In this scenario, it is essential to perform serial tests at least 24 hours apart. Follow the specific instructions for your test. Rapid test results can change quickly, so a negative test is only reliable for eight to 12 hours. If quarantining is not possible while you are mass testing, hide and distance as best you can.
You can consider a PCR test if you need more definitive results, although if you’ve had COVID-19 before, a PCR test can be positive for up to three months.
“If I have symptoms and my rapid test is negative, I will do a PCR. If I am asymptomatic and an initial rapid is negative, I will test for two more days at 24-hour intervals and continue to test myself. hide and distance myself as best I can. If I have to be with someone who is high risk or immunocompromised, I would take a PCR test before being with that person,” Bhatt said.

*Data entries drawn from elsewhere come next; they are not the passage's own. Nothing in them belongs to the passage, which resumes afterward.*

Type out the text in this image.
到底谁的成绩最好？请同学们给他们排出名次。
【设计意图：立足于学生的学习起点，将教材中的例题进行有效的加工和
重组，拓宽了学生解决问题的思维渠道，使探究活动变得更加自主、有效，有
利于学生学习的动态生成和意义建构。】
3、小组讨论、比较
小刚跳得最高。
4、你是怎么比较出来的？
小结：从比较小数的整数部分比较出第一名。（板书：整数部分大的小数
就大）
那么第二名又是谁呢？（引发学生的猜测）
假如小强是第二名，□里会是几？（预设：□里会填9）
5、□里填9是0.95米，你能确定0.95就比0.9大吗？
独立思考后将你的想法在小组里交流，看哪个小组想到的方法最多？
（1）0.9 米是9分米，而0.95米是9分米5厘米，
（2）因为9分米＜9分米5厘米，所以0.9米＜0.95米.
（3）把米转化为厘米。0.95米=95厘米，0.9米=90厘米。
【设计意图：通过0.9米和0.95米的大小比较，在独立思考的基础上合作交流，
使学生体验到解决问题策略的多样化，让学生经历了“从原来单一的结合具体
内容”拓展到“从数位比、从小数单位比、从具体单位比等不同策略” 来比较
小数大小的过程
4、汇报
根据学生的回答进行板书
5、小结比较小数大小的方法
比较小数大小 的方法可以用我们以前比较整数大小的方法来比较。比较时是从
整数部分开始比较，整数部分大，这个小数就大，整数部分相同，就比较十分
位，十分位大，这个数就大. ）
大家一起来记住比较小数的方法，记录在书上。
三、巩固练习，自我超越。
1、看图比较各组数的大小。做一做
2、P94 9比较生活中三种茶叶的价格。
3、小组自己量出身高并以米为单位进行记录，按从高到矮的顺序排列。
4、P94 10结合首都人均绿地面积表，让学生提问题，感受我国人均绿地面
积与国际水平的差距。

The Biden administration has purchased 1 billion rapid tests, and any American household can order a set of four tests for free through covidtests.gov. Tests are also available at many pharmacies and online shops. Insurance companies are required to reimburse each family member for up to eight over-the-counter rapid tests per month, but consumers must initially pay anywhere from $10 to more than $30 per test.
“While we hope to test as many people as possible, home testing cannot be prohibitively expensive,” said Dr. Simone Wildes, infectious disease specialist at South Shore Health.
While using home testing is a new skill we’re all learning, the key is to take a thoughtful, step-by-step approach based on your risk factors, exposures, symptoms, and possibility of transmission.
“Do your due diligence just like you check the weather. Before we go out, we check if we need a raincoat or an umbrella and take gear to protect ourselves from exposure,” said Dr. Darien Sutton, emergency physician and ABC News contributor.
“We should think of this virus the same way,” he added.
Nitya Rajeshuni, MD, MS, pediatric resident at Children’s Hospital of Philadelphia, University of Pennsylvania, contributes to the ABC News Medical Unit.